Open Bodigrim opened 7 months ago
Our primitives rely on the TextEncoding
modules in base and use peekCStringLen
etc.
See:
-- | Decode with the given 'TextEncoding'.
decodeWithTE :: TextEncoding -> BS8.ShortByteString -> Either EncodingException String
decodeWithTE enc ba = unsafePerformIO $ do
r <- try @SomeException $ BS8.useAsCStringLen ba $ \fp -> GHC.peekCStringLen enc fp
evaluate $ force $ first (flip EncodingError Nothing . displayException) r
-- | Encode with the given 'TextEncoding'.

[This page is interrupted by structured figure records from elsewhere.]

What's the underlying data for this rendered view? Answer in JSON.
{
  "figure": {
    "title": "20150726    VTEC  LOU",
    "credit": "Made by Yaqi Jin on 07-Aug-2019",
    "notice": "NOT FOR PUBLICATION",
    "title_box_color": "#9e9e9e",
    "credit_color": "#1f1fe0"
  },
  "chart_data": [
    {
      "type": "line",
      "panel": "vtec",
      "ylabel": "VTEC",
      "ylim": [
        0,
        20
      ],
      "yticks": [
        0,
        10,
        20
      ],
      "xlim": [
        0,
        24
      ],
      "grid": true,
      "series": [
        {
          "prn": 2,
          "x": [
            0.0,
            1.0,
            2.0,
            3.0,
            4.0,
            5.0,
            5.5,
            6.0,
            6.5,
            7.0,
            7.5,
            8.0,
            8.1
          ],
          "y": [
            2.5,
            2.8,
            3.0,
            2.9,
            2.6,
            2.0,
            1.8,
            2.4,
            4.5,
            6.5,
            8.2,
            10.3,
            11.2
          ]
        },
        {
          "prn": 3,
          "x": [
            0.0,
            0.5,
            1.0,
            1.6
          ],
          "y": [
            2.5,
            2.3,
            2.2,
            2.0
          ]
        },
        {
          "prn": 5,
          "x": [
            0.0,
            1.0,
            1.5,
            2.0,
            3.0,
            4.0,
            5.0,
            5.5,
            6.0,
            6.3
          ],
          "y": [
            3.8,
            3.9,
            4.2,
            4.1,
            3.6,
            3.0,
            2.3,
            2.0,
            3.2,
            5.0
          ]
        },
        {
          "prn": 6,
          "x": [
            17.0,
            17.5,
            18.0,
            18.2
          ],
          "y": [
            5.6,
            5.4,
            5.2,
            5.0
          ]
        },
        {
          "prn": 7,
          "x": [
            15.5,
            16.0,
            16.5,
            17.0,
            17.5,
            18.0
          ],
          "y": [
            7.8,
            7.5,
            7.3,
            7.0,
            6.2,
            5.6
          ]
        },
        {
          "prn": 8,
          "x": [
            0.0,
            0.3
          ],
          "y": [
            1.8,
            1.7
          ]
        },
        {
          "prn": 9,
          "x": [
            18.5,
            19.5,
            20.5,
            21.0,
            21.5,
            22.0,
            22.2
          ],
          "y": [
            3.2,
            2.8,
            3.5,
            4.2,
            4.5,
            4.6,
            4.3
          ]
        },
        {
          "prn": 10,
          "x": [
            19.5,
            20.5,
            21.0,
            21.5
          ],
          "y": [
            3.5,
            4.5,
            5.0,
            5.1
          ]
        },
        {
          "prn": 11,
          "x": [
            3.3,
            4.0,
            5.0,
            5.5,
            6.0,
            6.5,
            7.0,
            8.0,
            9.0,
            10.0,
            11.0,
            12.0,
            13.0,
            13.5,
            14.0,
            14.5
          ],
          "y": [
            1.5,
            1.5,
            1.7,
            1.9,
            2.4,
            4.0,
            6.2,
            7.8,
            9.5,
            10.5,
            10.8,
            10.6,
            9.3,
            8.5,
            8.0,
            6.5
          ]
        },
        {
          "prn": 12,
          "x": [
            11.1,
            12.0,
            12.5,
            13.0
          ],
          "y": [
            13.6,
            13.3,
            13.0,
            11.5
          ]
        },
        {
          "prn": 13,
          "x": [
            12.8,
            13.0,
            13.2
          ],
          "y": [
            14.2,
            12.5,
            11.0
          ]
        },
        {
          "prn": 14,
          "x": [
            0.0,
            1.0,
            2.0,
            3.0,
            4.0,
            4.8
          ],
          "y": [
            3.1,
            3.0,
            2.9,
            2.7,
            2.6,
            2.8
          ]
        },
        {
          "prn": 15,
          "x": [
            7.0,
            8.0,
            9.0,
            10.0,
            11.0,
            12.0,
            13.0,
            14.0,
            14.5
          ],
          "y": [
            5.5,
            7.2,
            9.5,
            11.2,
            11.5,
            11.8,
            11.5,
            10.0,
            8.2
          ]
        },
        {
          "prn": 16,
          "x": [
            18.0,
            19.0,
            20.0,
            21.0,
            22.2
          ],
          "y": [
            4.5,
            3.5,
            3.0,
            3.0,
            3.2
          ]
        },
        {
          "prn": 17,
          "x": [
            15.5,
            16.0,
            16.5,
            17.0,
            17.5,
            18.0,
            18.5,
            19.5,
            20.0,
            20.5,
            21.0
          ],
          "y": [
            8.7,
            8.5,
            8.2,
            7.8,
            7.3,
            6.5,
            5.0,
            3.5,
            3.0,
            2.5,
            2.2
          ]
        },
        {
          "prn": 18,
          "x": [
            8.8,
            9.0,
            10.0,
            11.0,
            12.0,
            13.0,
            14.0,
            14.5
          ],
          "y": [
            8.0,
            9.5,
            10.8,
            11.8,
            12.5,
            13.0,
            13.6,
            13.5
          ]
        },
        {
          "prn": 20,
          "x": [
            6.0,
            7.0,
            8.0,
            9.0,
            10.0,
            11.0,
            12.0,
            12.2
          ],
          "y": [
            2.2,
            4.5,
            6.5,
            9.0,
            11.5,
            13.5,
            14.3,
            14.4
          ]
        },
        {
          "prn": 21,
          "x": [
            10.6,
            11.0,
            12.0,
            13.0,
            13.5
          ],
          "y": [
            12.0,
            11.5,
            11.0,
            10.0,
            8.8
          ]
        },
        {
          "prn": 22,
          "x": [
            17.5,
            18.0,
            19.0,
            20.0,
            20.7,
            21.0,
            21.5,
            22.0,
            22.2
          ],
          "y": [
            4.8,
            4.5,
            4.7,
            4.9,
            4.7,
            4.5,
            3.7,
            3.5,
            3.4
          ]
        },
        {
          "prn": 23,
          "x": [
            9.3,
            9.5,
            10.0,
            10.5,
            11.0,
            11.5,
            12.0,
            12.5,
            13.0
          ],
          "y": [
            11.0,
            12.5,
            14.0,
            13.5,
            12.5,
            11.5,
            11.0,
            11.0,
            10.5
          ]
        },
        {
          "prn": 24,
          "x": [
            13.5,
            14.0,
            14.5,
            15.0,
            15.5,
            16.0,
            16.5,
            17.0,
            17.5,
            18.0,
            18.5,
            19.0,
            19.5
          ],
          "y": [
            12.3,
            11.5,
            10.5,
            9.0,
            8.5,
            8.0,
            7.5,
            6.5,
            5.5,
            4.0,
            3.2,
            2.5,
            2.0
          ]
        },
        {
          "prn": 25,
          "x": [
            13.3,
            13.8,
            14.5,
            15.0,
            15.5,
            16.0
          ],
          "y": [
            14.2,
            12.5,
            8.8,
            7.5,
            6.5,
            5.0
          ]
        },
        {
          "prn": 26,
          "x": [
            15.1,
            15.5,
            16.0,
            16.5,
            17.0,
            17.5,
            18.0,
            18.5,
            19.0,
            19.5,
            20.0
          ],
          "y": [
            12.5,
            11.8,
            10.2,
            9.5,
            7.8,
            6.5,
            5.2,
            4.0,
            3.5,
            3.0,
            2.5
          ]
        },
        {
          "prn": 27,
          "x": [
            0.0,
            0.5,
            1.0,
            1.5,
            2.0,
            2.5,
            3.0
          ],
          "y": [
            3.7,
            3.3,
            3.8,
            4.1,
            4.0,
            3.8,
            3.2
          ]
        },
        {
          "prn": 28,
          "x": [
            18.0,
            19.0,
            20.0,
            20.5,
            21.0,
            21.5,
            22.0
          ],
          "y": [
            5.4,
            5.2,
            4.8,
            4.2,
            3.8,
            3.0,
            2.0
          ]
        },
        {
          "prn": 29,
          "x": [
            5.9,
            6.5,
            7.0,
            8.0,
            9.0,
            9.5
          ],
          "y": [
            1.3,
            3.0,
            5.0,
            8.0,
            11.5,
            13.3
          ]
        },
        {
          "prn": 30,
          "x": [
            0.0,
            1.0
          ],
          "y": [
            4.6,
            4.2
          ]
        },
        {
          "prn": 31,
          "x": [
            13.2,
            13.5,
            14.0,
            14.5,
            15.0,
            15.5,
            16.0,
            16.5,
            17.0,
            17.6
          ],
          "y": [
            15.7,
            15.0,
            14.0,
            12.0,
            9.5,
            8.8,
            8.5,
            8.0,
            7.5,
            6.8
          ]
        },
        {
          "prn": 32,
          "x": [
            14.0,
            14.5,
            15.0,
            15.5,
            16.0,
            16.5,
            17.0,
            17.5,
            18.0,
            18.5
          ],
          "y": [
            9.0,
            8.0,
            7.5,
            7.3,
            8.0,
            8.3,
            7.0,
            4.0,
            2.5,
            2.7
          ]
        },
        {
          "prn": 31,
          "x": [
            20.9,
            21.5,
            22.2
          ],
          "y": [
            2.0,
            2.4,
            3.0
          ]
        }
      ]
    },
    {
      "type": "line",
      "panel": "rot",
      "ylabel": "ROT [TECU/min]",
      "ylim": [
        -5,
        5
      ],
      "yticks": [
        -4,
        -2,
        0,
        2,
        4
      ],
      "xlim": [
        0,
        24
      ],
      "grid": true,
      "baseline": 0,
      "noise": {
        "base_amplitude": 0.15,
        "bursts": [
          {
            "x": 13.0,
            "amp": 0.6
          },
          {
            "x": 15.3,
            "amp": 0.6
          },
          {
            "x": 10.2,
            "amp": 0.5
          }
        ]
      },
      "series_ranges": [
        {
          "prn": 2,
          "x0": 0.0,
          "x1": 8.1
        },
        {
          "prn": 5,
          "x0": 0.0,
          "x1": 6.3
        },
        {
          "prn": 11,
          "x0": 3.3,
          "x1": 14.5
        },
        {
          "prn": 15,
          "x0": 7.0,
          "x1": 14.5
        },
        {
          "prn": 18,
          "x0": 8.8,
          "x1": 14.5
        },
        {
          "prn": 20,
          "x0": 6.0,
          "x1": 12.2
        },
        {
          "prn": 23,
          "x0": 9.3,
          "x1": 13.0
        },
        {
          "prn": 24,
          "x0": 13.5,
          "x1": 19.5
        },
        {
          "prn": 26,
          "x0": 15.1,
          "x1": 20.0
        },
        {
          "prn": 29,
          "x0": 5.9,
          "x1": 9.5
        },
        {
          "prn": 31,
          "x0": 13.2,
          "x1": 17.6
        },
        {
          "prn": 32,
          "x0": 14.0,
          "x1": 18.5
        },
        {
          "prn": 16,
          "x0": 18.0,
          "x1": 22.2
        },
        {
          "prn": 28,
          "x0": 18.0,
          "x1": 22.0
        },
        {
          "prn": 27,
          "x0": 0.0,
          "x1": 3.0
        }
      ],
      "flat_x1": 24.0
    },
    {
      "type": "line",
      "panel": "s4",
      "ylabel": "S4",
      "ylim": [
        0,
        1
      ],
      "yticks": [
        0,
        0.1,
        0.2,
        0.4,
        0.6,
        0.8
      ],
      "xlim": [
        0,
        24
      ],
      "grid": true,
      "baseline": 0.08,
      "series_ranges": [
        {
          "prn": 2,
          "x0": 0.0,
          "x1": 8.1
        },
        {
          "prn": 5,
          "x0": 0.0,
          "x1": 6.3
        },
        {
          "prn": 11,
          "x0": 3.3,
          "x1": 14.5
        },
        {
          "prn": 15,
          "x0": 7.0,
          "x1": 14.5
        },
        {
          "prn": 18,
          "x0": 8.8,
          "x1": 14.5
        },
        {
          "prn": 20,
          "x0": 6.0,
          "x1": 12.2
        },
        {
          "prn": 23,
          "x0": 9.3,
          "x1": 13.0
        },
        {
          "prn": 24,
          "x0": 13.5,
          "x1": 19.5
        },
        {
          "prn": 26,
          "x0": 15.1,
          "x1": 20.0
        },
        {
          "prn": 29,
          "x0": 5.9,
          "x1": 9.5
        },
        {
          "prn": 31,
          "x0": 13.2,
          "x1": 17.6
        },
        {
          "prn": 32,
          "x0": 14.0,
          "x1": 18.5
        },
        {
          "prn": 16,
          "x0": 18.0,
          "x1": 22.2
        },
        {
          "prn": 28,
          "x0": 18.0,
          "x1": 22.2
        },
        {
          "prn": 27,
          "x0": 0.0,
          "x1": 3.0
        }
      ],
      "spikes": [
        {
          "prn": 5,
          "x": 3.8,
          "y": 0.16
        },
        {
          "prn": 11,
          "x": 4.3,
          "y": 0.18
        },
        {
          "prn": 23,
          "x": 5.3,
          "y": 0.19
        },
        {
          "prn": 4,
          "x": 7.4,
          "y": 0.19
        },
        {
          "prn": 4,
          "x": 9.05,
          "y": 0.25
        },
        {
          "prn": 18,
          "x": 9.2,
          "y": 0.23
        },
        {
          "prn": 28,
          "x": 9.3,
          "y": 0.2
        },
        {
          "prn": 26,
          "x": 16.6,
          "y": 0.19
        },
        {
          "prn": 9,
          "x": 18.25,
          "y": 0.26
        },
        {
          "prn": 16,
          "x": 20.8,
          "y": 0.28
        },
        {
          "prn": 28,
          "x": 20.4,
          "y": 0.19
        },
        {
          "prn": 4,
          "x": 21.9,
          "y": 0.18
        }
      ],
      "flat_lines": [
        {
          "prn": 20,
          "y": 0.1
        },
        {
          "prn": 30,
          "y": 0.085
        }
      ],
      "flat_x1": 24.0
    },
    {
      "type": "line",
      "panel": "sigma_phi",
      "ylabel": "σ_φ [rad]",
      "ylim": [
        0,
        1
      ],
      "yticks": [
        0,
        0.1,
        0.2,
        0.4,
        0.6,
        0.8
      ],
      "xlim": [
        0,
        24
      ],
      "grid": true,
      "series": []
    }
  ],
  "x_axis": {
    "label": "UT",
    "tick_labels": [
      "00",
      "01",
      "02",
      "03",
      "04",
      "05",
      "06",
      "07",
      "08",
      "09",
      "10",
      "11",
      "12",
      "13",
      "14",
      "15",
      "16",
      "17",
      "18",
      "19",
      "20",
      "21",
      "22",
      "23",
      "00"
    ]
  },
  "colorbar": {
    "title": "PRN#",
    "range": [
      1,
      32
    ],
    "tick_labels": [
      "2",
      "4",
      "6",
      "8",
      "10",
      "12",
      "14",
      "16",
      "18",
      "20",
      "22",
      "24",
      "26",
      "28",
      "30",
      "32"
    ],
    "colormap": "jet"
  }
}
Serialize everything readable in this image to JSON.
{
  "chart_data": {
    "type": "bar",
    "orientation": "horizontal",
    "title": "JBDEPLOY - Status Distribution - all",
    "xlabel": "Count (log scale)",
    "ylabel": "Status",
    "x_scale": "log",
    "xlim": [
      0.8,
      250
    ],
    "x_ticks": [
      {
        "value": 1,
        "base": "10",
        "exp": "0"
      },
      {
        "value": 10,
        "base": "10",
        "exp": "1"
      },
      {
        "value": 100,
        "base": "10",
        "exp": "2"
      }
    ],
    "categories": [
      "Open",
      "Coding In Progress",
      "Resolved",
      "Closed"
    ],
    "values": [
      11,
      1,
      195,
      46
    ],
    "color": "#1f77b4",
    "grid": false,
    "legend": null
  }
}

encodeWithTE :: TextEncoding -> String -> Either EncodingException BS8.ShortByteString
encodeWithTE enc str = unsafePerformIO $ do
r <- try @SomeException $ GHC.withCStringLen enc str $ \cstr -> BS8.packCStringLen cstr
evaluate $ force $ first (flip EncodingError Nothing . displayException) r
The encoders/decoders API don't work well with non-String afair: https://hackage.haskell.org/package/base-4.19.0.0/docs/GHC-IO-Encoding.html
Because e.g. TextEncoder is fixed to char: type TextDecoder state = BufferCodec Word8 CharBufElem state
.
How do you propose we get the API with TextEncoding
for free and avoid intermediate representations? Can we not just rely on list fusion or so?
Can we not just rely on list fusion or so?
Given that PFP.decodeUtf
is monadic, all effects must happen before we proceed to the next line. This almost certainly prevents any list fusion.
I suggest to write toWindowsPath
and toPosixPath
manually, without reliance on GHC.IO.Encoding
. UTF-8 to UTF-16 and back conversion is reasonably simple.
That sounds hard. Can we cry for help?
https://github.com/haskell/tar/pull/88 introduces
IMHO such utilities should better be provided by
filepath
itself, ideally optimized to a single pass without any intermediate structures.